Дверь отворилась, и вошел человек в форме казачьего полковника. Коренастый, немного обрюзгший, лицо холодное, сероватое.
«Похож на важную крысу», – подумал Ступичев.
Оставив охрану за дверью, незнакомец присел на деревянный бочонок и протянул Ступичеву папиросы:
– Как головушка, Валерьян Николаевич? Цела?
Ступичев машинально ощупал голову. Над виском запеклась кровь, слепив волосы в корку. Подъесаул поморщился:
– Что-то в последнее время все моим здоровьем интересуются.
– А как же? – полковник закурил. – Это же вы золотишко из Казначейства эвакуировали. Только повезли его куда-то не в ту сторону. Что, темно, наверное, было? Вы и меня не узнаете?
– Вы полковник Федорин?
– Так точно. Начальник штаба Походного атамана Всевеликого Войска Донского. Вы в Степном отряде.
– Слава Богу! – на всякий случай решил отреагировать Ступичев.
– Да это как сказать… Думаю, казачки-то вас за такое воровство не помилуют. Да и для кого крали, для Сиверса? А может, для немцев? Чего молчите?
Валерьян думал. Нужно было сознаваться, но в какой степени?

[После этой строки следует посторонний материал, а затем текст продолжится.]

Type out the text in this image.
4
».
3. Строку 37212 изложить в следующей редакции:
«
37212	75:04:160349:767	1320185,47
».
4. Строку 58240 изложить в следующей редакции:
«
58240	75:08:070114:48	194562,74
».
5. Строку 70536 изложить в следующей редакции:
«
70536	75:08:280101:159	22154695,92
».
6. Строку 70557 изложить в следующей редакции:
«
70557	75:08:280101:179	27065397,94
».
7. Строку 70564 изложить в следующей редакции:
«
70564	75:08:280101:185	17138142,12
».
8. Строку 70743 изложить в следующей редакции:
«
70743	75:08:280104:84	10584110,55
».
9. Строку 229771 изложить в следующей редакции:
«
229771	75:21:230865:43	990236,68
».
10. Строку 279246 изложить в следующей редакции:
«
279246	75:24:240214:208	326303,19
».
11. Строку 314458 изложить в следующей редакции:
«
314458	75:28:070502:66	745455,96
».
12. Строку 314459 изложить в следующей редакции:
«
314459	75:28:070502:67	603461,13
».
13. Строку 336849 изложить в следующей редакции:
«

«Может, попробовать свалить все на второго генерал-квартирмейстера Смолякова, сказав, что он тоже немецкий агент? И что он – главный? А если Смоляков здесь, и другая часть золота тоже? Нет, такой риск не годится. Но если Смолякова в Донском отряде нет, а золото нужно Федорину и Походному атаману для своих целей? Значит, можно попробовать предложить сделку. А если Компот тогда ушел? Дьявол! Это еще хуже!»
– Да оставьте свои умственные выкладки, – лениво отмахнулся Федорин, как бы читая мысли. – Все очень просто: я знаю, что вы работали на немцев. Да-да, знаю. Помешали вам какие-то сопляки, и вы, провалив задание фон Бельке, решили рискнуть сами. Только вот подчищал за вами я. Для немцев вся разница в том, что в первом случае оружие за золотые слитки покупали бы у них красные, а во втором – Походный атаман. Сами понимаете, мне последний вариант гораздо ближе. Шулль – свинья, сделал заказ нам обоим.
Ступичев, застонав, откинулся на спину. Пару минут он так и лежал, смотря в потолок и докуривая папироску, потом решился:
– Ладно. Мне нужны гарантии.
– Вот и славно, – Федорин поднялся с бочки и зябко поправил накинутую на плечи шинель. – А мне нужен виноватый в пропаже, по крайней мере, половины запаса. Смоляков вполне устроит. Итак?
– Вы третьего убили? – вместо ответа быстро спросил Валерьян.
– Нет, он ушел.
Ступичев вновь застонал и попытался встать.
– Срочно отправляйте людей в Берданосовку. Я покажу…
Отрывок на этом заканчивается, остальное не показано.